Biochemical recurrence is defined as a rise in PSA to 0.2 ng/mL and a confirmatory value of 0.2 ng/mL or greater following radical prostatectomy, or a rise of 2ng/mL or more above the nadir PSA after radiation therapy. Not all men who have a rising PSA will develop metastases, and for that reason not all such men require treatment. The risk of metastases and death depend on the patients Gleason score, the length of time between the nadir PSA and the onset of the PSAs rise, and the PSA doubling time.

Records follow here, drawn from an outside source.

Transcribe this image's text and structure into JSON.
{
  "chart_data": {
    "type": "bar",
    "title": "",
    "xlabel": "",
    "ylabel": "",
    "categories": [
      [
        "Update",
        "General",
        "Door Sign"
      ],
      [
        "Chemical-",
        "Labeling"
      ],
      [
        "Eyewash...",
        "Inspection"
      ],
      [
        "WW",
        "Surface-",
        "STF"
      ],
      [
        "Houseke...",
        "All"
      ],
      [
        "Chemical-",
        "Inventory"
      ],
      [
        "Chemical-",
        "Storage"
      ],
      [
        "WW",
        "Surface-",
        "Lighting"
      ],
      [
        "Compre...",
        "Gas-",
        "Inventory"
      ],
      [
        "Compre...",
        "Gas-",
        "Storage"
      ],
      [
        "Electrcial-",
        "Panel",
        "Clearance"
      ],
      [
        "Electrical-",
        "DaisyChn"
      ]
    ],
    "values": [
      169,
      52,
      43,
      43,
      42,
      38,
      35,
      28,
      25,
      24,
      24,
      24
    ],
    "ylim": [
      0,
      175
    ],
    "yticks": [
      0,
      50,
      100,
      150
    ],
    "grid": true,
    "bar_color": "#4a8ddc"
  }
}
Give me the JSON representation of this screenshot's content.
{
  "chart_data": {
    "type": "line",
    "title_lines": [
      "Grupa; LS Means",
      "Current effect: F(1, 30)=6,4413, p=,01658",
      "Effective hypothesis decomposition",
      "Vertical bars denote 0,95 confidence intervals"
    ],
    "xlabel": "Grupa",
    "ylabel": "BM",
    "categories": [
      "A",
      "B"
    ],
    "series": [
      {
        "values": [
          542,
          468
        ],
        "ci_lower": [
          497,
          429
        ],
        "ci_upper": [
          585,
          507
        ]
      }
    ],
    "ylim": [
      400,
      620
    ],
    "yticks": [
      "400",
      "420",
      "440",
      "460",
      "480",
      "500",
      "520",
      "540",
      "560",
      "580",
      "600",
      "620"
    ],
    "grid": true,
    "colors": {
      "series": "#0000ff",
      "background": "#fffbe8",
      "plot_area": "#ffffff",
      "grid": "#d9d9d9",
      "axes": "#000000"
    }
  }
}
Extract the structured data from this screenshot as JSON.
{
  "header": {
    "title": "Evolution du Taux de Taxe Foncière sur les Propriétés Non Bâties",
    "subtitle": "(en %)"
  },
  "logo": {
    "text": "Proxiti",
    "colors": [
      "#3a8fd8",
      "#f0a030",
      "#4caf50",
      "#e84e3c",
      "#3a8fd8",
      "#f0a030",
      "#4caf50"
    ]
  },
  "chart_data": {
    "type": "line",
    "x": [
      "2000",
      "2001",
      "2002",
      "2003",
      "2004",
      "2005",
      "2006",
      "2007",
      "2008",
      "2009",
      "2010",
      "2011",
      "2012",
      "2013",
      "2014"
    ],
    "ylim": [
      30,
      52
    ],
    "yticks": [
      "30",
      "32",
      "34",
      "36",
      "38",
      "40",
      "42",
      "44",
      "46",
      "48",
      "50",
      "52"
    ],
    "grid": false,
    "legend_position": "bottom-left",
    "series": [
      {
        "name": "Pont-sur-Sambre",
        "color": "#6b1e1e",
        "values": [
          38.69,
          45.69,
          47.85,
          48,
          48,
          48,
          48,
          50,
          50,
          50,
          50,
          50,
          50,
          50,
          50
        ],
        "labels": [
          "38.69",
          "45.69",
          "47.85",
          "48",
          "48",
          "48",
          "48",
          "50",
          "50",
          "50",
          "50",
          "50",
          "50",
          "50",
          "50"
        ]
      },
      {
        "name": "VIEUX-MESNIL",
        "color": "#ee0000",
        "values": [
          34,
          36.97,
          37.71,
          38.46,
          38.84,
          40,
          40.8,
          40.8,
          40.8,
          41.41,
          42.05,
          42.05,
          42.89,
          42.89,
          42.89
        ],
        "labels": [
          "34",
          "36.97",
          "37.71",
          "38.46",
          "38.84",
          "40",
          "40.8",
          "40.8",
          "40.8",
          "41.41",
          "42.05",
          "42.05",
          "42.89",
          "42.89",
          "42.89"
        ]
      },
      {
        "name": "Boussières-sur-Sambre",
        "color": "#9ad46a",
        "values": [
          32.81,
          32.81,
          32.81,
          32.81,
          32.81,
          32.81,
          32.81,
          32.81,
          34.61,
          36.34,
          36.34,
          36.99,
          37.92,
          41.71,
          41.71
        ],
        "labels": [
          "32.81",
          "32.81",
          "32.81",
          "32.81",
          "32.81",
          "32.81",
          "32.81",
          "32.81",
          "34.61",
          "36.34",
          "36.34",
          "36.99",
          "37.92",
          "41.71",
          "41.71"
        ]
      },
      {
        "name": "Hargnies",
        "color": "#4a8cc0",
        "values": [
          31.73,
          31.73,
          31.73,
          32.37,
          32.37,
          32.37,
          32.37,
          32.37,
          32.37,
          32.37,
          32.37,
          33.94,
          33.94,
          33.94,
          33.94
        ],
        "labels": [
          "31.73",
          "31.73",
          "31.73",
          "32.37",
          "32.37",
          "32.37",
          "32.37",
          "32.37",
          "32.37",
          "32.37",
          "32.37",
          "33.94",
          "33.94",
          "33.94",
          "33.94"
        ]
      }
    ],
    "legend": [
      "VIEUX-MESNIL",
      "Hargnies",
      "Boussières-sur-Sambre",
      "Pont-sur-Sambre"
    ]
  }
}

Patients who have PSA failure following radical prostatectomy and have no evidence of metastatic disease have the options of watchful waiting, radiation therapy, or hormone ablation as salvage therapy. Similarly, patients who have PSA failure following radiation therapy have the following options:

  • Watchful waiting
  • Hormone ablation

The pretreatment Gleason score, clinical stage, PSA level, and percentage of positive core biopsy results have been found to be reliable predictors of failure following local therapy. Unfortunately, no means of identifying recurrences limited to the pelvis is reliable. Although a Gleason grade of 7 or less is associated with a better prognosis than a grade of 8 or more, the survival likelihood associated with a rise in the PSA level is greater if the rise occurs more than 2 years after local treatment than if it occurs less than 2 years afterward.